Colombian grebe
- Conservation status: Extinct (1977) (IUCN 3.1)

Scientific classification
- Kingdom: Animalia
- Phylum: Chordata
- Class: Aves
- Order: Podicipediformes
- Family: Podicipedidae
- Genus: Podiceps
- Species: †P. andinus
- Binomial name: †Podiceps andinus (Meyer de Schauensee, 1959)

= Colombian grebe =

- Genus: Podiceps
- Species: andinus
- Authority: (Meyer de Schauensee, 1959)
- Conservation status: EX

Extinct species of bird

The Colombian grebe (Podiceps andinus) is an extinct species of flightless grebe that inhabited the Bogotá wetlands on the Bogotá savanna in the Eastern Ranges of the Andes of Colombia. The species was still abundant in Lake Tota in 1945. The species has often been considered a subspecies of black-necked grebe (P. nigricollis), and is genetically nested within it; it differed from black-necked grebe most notably in having a reddish-brown (not black) foreneck, and more orangey-toned (rather than yellow) ear tufts.

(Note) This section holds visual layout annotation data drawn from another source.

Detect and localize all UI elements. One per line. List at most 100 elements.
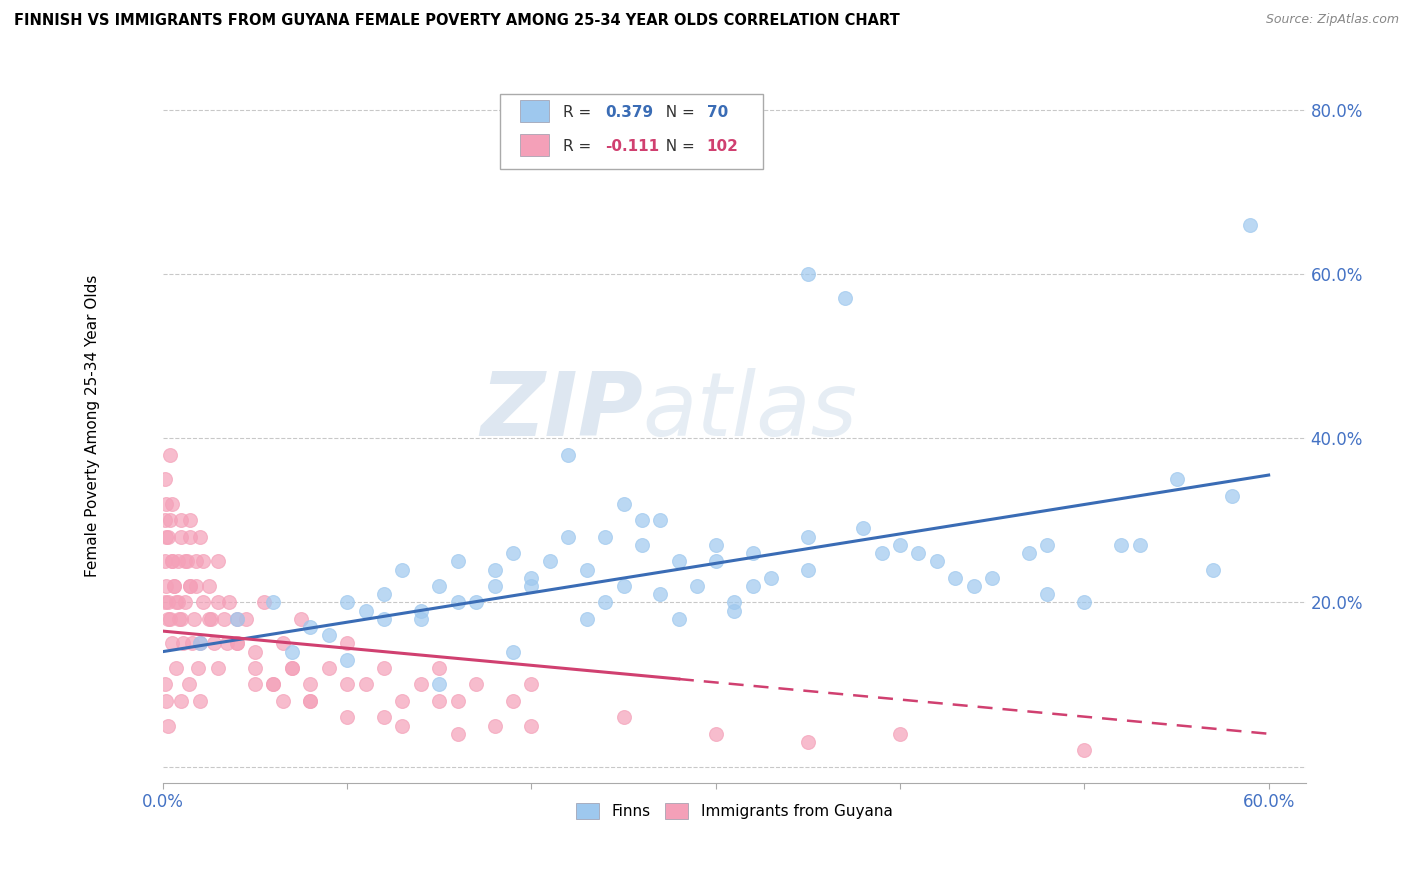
Point	[202, 636, 225, 650]
Point	[1018, 546, 1040, 560]
Text: -0.111: -0.111	[605, 138, 659, 153]
Point	[391, 694, 413, 708]
Point	[155, 579, 177, 593]
Point	[593, 595, 616, 609]
Point	[650, 587, 672, 601]
Point	[557, 448, 579, 462]
Point	[704, 727, 727, 741]
Point	[484, 562, 506, 576]
Point	[1239, 218, 1261, 232]
Point	[593, 530, 616, 544]
Point	[225, 612, 247, 626]
Point	[170, 513, 193, 527]
Point	[447, 595, 470, 609]
Point	[704, 554, 727, 568]
Point	[262, 677, 284, 691]
Point	[889, 538, 911, 552]
Text: FINNISH VS IMMIGRANTS FROM GUYANA FEMALE POVERTY AMONG 25-34 YEAR OLDS CORRELATI: FINNISH VS IMMIGRANTS FROM GUYANA FEMALE…	[14, 13, 900, 29]
Point	[852, 521, 875, 535]
Point	[1036, 538, 1059, 552]
Point	[427, 694, 450, 708]
Point	[834, 292, 856, 306]
Point	[409, 603, 432, 617]
Point	[520, 579, 543, 593]
Point	[465, 595, 488, 609]
Point	[218, 595, 240, 609]
Point	[155, 694, 177, 708]
Point	[155, 530, 177, 544]
Point	[153, 513, 176, 527]
Point	[155, 497, 177, 511]
Point	[243, 645, 266, 659]
Point	[299, 620, 322, 634]
Point	[198, 612, 221, 626]
Point	[207, 595, 229, 609]
Point	[184, 579, 207, 593]
Point	[176, 554, 198, 568]
Point	[299, 694, 322, 708]
Point	[373, 612, 395, 626]
Point	[170, 530, 193, 544]
Point	[668, 612, 690, 626]
Point	[179, 579, 201, 593]
Point	[163, 579, 186, 593]
Point	[1220, 489, 1243, 503]
Point	[963, 579, 986, 593]
Point	[484, 718, 506, 732]
Point	[336, 636, 359, 650]
Point	[170, 612, 193, 626]
Y-axis label: Female Poverty Among 25-34 Year Olds: Female Poverty Among 25-34 Year Olds	[86, 275, 100, 577]
Point	[1036, 587, 1059, 601]
Point	[741, 546, 763, 560]
Point	[153, 595, 176, 609]
Point	[981, 571, 1004, 585]
Point	[631, 538, 654, 552]
Point	[797, 735, 820, 749]
Point	[465, 677, 488, 691]
Point	[613, 710, 636, 724]
Point	[207, 554, 229, 568]
Point	[165, 661, 187, 675]
Point	[336, 595, 359, 609]
Point	[336, 677, 359, 691]
Point	[157, 612, 180, 626]
Point	[447, 727, 470, 741]
Point	[271, 636, 294, 650]
Point	[193, 595, 215, 609]
Point	[262, 677, 284, 691]
Point	[169, 612, 191, 626]
Point	[538, 554, 561, 568]
Point	[159, 612, 181, 626]
Text: N =: N =	[657, 104, 700, 120]
Text: 70: 70	[707, 104, 728, 120]
Legend: Finns, Immigrants from Guyana: Finns, Immigrants from Guyana	[569, 797, 898, 825]
Point	[1109, 538, 1132, 552]
Point	[427, 677, 450, 691]
Point	[188, 636, 211, 650]
Point	[166, 595, 188, 609]
Point	[225, 612, 247, 626]
Point	[253, 595, 276, 609]
Point	[1166, 472, 1188, 486]
Point	[160, 636, 183, 650]
Point	[870, 546, 893, 560]
Point	[354, 677, 377, 691]
Point	[157, 530, 180, 544]
Point	[187, 661, 209, 675]
Point	[520, 718, 543, 732]
Point	[281, 645, 304, 659]
Point	[668, 554, 690, 568]
Point	[1129, 538, 1152, 552]
Point	[157, 718, 180, 732]
Point	[299, 677, 322, 691]
Point	[741, 579, 763, 593]
Point	[188, 530, 211, 544]
Point	[198, 579, 221, 593]
Point	[723, 603, 745, 617]
Text: R =: R =	[562, 104, 596, 120]
Point	[281, 661, 304, 675]
Point	[184, 554, 207, 568]
Point	[427, 579, 450, 593]
Point	[575, 562, 598, 576]
Point	[520, 571, 543, 585]
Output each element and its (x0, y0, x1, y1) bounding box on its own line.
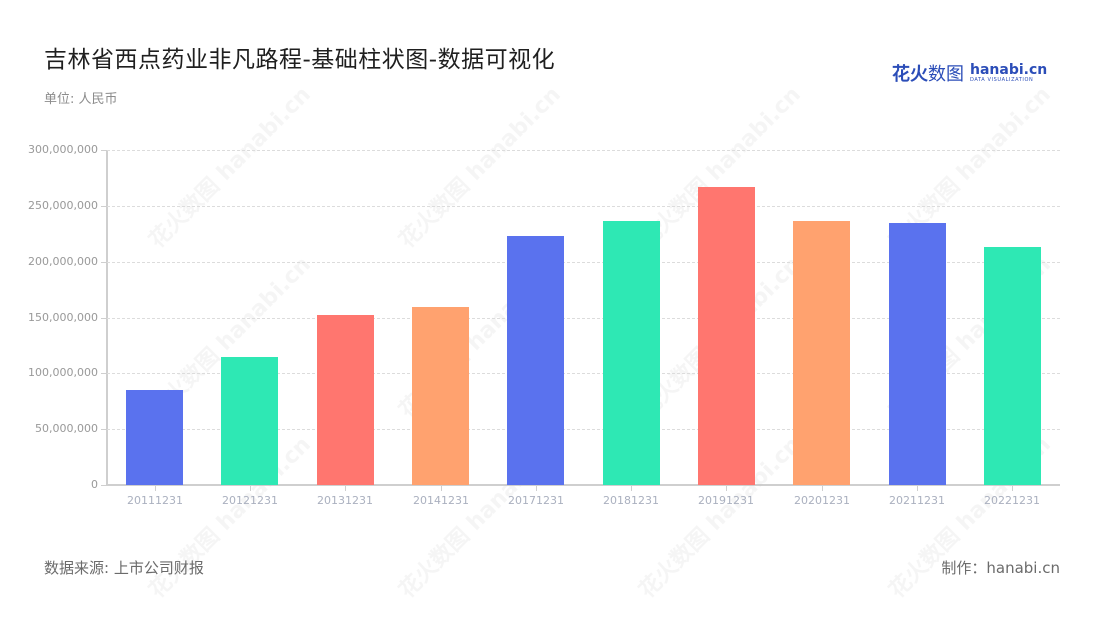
x-tick-mark (822, 486, 823, 491)
x-tick-mark (536, 486, 537, 491)
x-axis-line (106, 484, 1060, 486)
gridline (107, 150, 1060, 151)
gridline (107, 318, 1060, 319)
logo-en-sub: DATA VISUALIZATION (970, 77, 1034, 83)
bar-20141231[interactable] (412, 307, 469, 485)
y-tick-label: 100,000,000 (28, 366, 98, 379)
data-source: 数据来源: 上市公司财报 (44, 559, 204, 577)
gridline (107, 206, 1060, 207)
bar-20111231[interactable] (126, 390, 183, 485)
credit: 制作：hanabi.cn (941, 559, 1060, 577)
x-tick-mark (250, 486, 251, 491)
gridline (107, 429, 1060, 430)
bar-20201231[interactable] (793, 221, 850, 485)
x-tick-label: 20121231 (222, 494, 278, 507)
x-tick-mark (345, 486, 346, 491)
bar-20181231[interactable] (603, 221, 660, 485)
bar-20211231[interactable] (889, 223, 946, 485)
y-tick-label: 50,000,000 (35, 422, 98, 435)
x-tick-label: 20221231 (984, 494, 1040, 507)
y-tick-mark (101, 262, 107, 263)
y-tick-mark (101, 429, 107, 430)
bar-20171231[interactable] (507, 236, 564, 485)
x-tick-mark (155, 486, 156, 491)
y-tick-mark (101, 373, 107, 374)
y-tick-mark (101, 150, 107, 151)
logo-cn-thin: 数图 (928, 64, 964, 85)
x-tick-mark (631, 486, 632, 491)
gridline (107, 373, 1060, 374)
logo-en-main: hanabi.cn (970, 62, 1048, 78)
watermark: 花火数图 hanabi.cn (394, 82, 566, 254)
y-tick-mark (101, 485, 107, 486)
chart-title: 吉林省西点药业非凡路程-基础柱状图-数据可视化 (44, 47, 556, 73)
logo-cn-text: 花火数图 (892, 60, 964, 86)
logo-cn-bold: 花火 (892, 64, 928, 85)
x-tick-label: 20171231 (508, 494, 564, 507)
watermark: 花火数图 hanabi.cn (144, 82, 316, 254)
bar-20121231[interactable] (221, 357, 278, 485)
x-tick-label: 20141231 (413, 494, 469, 507)
hanabi-logo: 花火数图 hanabi.cn DATA VISUALIZATION (892, 60, 1047, 86)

The decline of the Colombian grebe is attributed to wetland drainage, siltation, pesticide pollution, disruption by reed harvesting, hunting, competition, and predation of chicks by invasive introduced rainbow trout (Oncorhynchus mykiss). The primary reason was loss of habitat: drainage of wetlands and siltation resulted in higher concentrations of pollutants, causing eutrophication across Lake Tota. This destroyed the open, submergent pondweed (Potamogeton) vegetation and resulted in the formation of a dense monoculture of water weed (Elodea).

By 1968, the species had declined to approximately 300 birds. Only two records of this bird were made in the 1970s; one seen 1972, and the last confirmed record from 1977 when three birds were seen. Intensive studies in 1981 and 1982 failed to find the species and it is now considered extinct.